Re: RFC: Memory Tiering Kernel Interfaces (v2)

From: ying.huang@xxxxxxxxx
Date: Thu May 12 2022 - 03:19:15 EST


On Thu, 2022-05-12 at 12:42 +0530, Aneesh Kumar K V wrote:
> On 5/12/22 12:33 PM, ying.huang@xxxxxxxxx wrote:
> > On Wed, 2022-05-11 at 23:22 -0700, Wei Xu wrote:
> > > Sysfs Interfaces
> > > ================
> > >
> > > * /sys/devices/system/memtier/memtierN/nodelist
> > >
> > >    where N = 0, 1, 2 (the kernel supports only 3 tiers for now).
> > >
> > >    Format: node_list
> > >
> > >    Read-only. When read, list the memory nodes in the specified tier.
> > >
> > >    Tier 0 is the highest tier, while tier 2 is the lowest tier.
> > >
> > >    The absolute value of a tier id number has no specific meaning.
> > >    What matters is the relative order of the tier id numbers.
> > >
> > >    When a memory tier has no nodes, the kernel can hide its memtier
> > >    sysfs files.
> > >
> > > * /sys/devices/system/node/nodeN/memtier
> > >
> > >    where N = 0, 1, ...
> > >
> > >    Format: int or empty
> > >
> > >    When read, list the memory tier that the node belongs to.

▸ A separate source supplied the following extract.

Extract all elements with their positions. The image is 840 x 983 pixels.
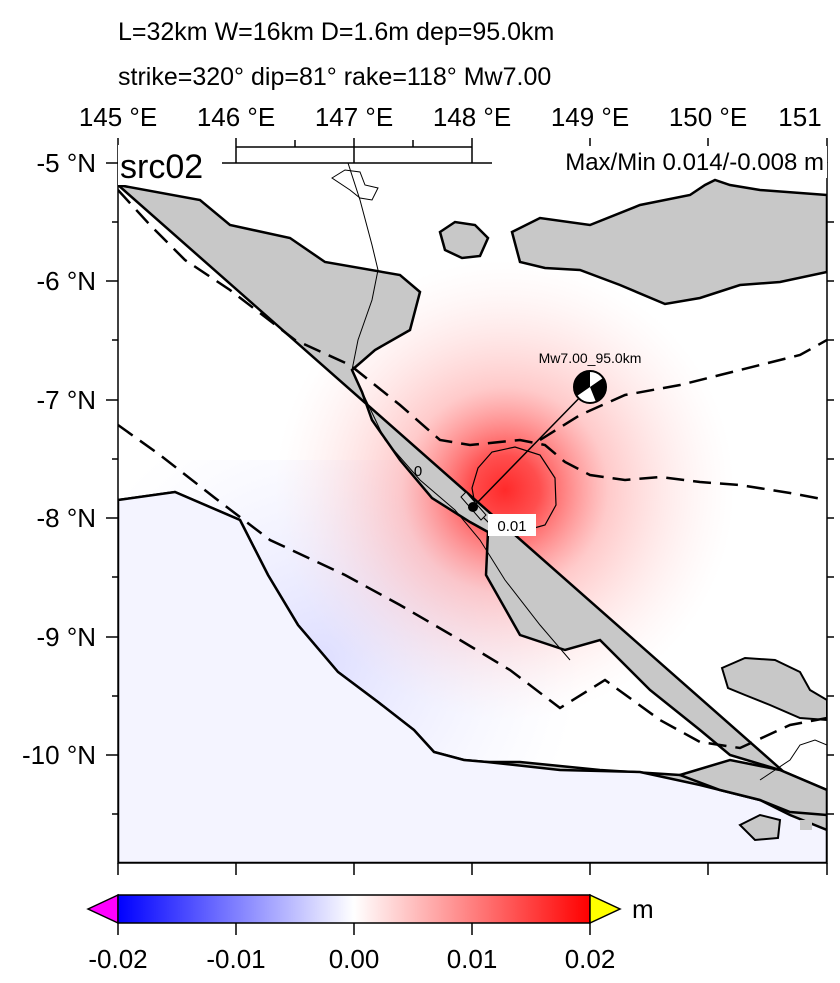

Its value
> > >    is empty for a CPU-only NUMA node.
> > >
> > >    When written, the kernel moves the node into the specified memory
> > >    tier if the move is allowed. The tier assignment of all other nodes
> > >    are not affected.
> > >
> > >    Initially, we can make this interface read-only.
> >
> > It seems that "/sys/devices/system/node/nodeN/memtier" has all
> > information we needed. Do we really need
> > "/sys/devices/system/memtier/memtierN/nodelist"?
> >
> > That can be gotten via a simple shell command line,
> >
> > $ grep . /sys/devices/system/node/nodeN/memtier | sort -n -k 2 -t ':'
> >
>
> It will be really useful to fetch the memory tier node list in an easy
> fashion rather than reading multiple sysfs directories. If we don't have
> other attributes for memorytier, we could keep
> "/sys/devices/system/memtier/memtierN" a NUMA node list there by
> avoiding /sys/devices/system/memtier/memtierN/nodelist

This will make the interface not extensible. Even a single file
"/sys/devices/system/node/memtiers" is better. As an readonly file, it
should be OK to put multiple values in it.

I remember that one rule for sysfs is that it is accessed more via
libsysfs. Does that make life easier?

Best Regards,
Huang, Ying